Wawancara Hendra Sinadia, Direktur Eksekutif APBI di SQUAWK BOX CNBC TV ( 15 Agustus 2019)

CNBC  TV dalam program Squawk Box  15  Agustus  2019  kembali  melakukan wawancara dengan Direktur Eksekutif  APBI-ICMA , Hendra Sinadia. Dalam wawancara  ini  Hendra  Sinadia  memberikan beberapa penjelasan terkait perkembangan  industri  batubara.

Dijelaskan oleh Hendra Sinadia, produksi batubara tahun depan kemungkinan  tetap mengalami kenaikan, sedangkan ekspor akan relatif besar dan penggunaan domestik tetap akan meningkat seiring dengan kebijakan pemerintah dalam memperbanyak  PLTU  berbasis batubara  untuk memenuhi target elektrifikasi di Indonesia.

Target produksi batubara tahun 2019 sebesar 489 juta ton, akan tetapi realisasi produksi  tahun 2019 diperkirakan  akan tetap naik.

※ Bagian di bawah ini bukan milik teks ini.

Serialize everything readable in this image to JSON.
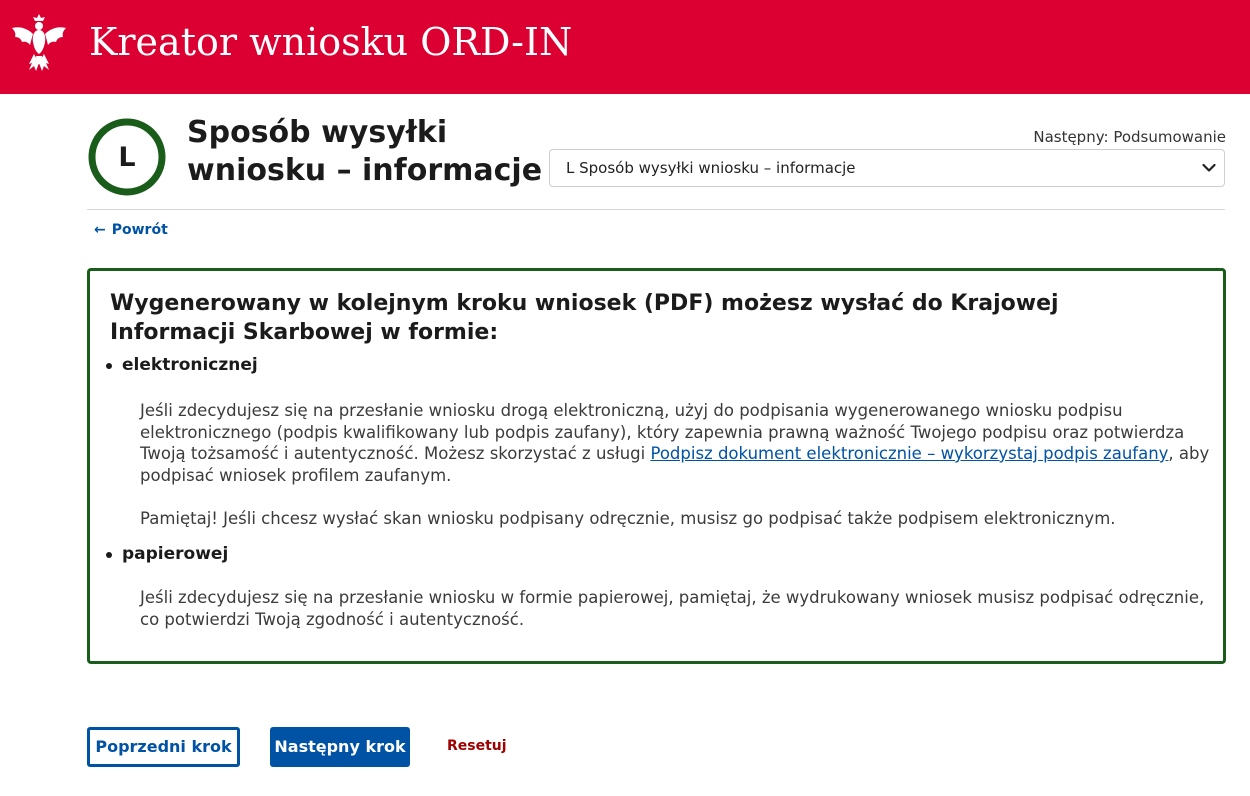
{
  "header": {
    "app_title": "Kreator wniosku ORD-IN",
    "brand_color": "#dc0032",
    "logo_icon": "polish-eagle-emblem"
  },
  "step": {
    "letter": "L",
    "title_line1": "Sposób wysyłki",
    "title_line2": "wniosku – informacje",
    "next_label": "Następny: Podsumowanie",
    "select_value": "L Sposób wysyłki wniosku – informacje",
    "progress_ring_color": "#1a5d1a"
  },
  "nav": {
    "back_label": "Powrót",
    "back_icon": "arrow-left-icon"
  },
  "info": {
    "heading": "Wygenerowany w kolejnym kroku wniosek (PDF) możesz wysłać do Krajowej Informacji Skarbowej w formie:",
    "items": [
      {
        "label": "elektronicznej",
        "paragraph1_before": "Jeśli zdecydujesz się na przesłanie wniosku drogą elektroniczną, użyj do podpisania wygenerowanego wniosku podpisu elektronicznego (podpis kwalifikowany lub podpis zaufany), który zapewnia prawną ważność Twojego podpisu oraz potwierdza Twoją tożsamość i autentyczność. Możesz skorzystać z usługi ",
        "link_text": "Podpisz dokument elektronicznie – wykorzystaj podpis zaufany",
        "paragraph1_after": ", aby podpisać wniosek profilem zaufanym.",
        "paragraph2": "Pamiętaj! Jeśli chcesz wysłać skan wniosku podpisany odręcznie, musisz go podpisać także podpisem elektronicznym."
      },
      {
        "label": "papierowej",
        "paragraph1": "Jeśli zdecydujesz się na przesłanie wniosku w formie papierowej, pamiętaj, że wydrukowany wniosek musisz podpisać odręcznie, co potwierdzi Twoją zgodność i autentyczność."
      }
    ],
    "border_color": "#1a5d1a"
  },
  "actions": {
    "prev_label": "Poprzedni krok",
    "next_label": "Następny krok",
    "reset_label": "Resetuj",
    "primary_color": "#0052a5",
    "reset_color": "#a00000"
  }
}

Sehubungan dengan kondisi oversupply, tetapi demand batubara yang stagnant maka diperkirakan  harga akan kembali tertekan atau trend harga akan mengalami penurunan.

Dalam pembahasan berikutnya dijelaskan oleh Hendra Sinadia bahwa  peluang  industri  batubara  masih tinggi, karena batubara masih merupakan sumber energi yang paling affordable ( mudah dijangkau), disisi lain EBT (Energi Baru Terbarukan) masih mahal dalam proses kontruksinya.  Kebutuhan  batubara dimasa akan datang menurut Hendra  Sinadia  akan meningkat khususnya di wilayah ASEAN seiring dengan telah selesainya beberapa PLTU  baru dikawasan ASEAN.

Terkait hilirisasi  Hendra Sinadia mengatakan bahwa  perkembangan hiirisasi akan sangat dipengaruhi oleh insentif yang akan dikeluarkan oleh pemerintah. Diharapkan insentif yang dikeluarkan oleh pemerintah ini akan menumbuhkan gairah pengusaha  dalam  pengembangan  hilirisasi  batubara di Indonesia.

Saat ini  PTBA telah menyiakan proyek hilirisasi batubara  dengan mengembangkan proyek gasifikasi  batubara.